Reality Check: Irish-UK Wind Export Plan Collapses Because It’s Too Expensive
Deal founders as UN scientists call for a rapid switch to renewable energy
The collapse of a controversial wind export plan has been announced by the Government on the same day that the UN’s top scientific body called for a rapid switch to renewable energy to fight climate change.
Minister for Energy Pat Rabbitte said that “given the economic, policy and regulatory complexities involved” the Irish and British governments had failed to agree terms “to facilitate green energy export from the Midlands within the EU’s 2020 timeframe”.
Under the plan, three companies – Element Power, Mainstream and Bord na Mona – planned 1,000 turbines in five Midland counties to export three gigawatts of green energy into the British national grid. Negotiations on the multibillion euro deal were called off because “there was nothing left to discuss”, Irish officials said last night.
The decision to abandon negotiations on the project, which has featured strongly in the local and European Parliament election campaign, comes before a protest march planned in Dublin tomorrow.

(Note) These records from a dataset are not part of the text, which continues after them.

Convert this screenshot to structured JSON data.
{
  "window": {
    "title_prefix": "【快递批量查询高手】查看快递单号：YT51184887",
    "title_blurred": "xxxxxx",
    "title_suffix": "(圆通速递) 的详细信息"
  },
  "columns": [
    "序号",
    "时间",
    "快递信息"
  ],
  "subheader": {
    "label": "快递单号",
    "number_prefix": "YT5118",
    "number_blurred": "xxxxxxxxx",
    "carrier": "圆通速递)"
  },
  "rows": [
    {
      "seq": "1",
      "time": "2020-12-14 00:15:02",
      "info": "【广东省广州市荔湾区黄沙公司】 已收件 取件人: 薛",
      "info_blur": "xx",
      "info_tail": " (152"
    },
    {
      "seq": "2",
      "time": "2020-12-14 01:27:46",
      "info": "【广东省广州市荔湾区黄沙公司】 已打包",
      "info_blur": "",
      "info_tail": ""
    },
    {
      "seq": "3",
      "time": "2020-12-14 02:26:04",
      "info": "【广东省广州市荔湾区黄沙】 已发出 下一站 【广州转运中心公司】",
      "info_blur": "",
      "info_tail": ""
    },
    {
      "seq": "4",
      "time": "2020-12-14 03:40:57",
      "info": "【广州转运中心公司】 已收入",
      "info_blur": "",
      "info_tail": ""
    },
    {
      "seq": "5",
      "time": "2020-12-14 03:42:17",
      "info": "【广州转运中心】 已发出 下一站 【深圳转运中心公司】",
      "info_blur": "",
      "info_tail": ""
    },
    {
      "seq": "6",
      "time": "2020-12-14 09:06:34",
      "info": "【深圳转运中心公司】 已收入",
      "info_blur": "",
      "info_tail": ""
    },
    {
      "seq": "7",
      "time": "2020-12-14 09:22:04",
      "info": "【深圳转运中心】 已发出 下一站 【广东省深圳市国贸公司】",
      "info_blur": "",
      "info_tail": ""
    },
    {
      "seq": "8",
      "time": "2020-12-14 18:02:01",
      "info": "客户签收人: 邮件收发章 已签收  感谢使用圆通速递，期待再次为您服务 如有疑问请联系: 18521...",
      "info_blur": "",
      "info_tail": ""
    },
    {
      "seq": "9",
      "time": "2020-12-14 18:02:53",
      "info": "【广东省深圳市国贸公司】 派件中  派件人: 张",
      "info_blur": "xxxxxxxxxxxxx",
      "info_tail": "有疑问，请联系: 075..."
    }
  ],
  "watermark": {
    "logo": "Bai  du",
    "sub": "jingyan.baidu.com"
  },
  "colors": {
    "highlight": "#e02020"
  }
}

The scheme needed a regulatory agreement between Dublin and London, which would, among other things, say who would pay for an interconnector to carry energy to Wales.
Taoiseach Enda Kenny and British prime minister David Cameron agreed, during St Patrick Day talks in 10 Downing Street, that officials would be told to make another attempt to reach agreement.
The move came as Mr Rabbitte warned a deal was “unlikely” because the British side wanted to pay no more for Irish onshore wind energy than it would pay in Britain – even though it would have to be taken there.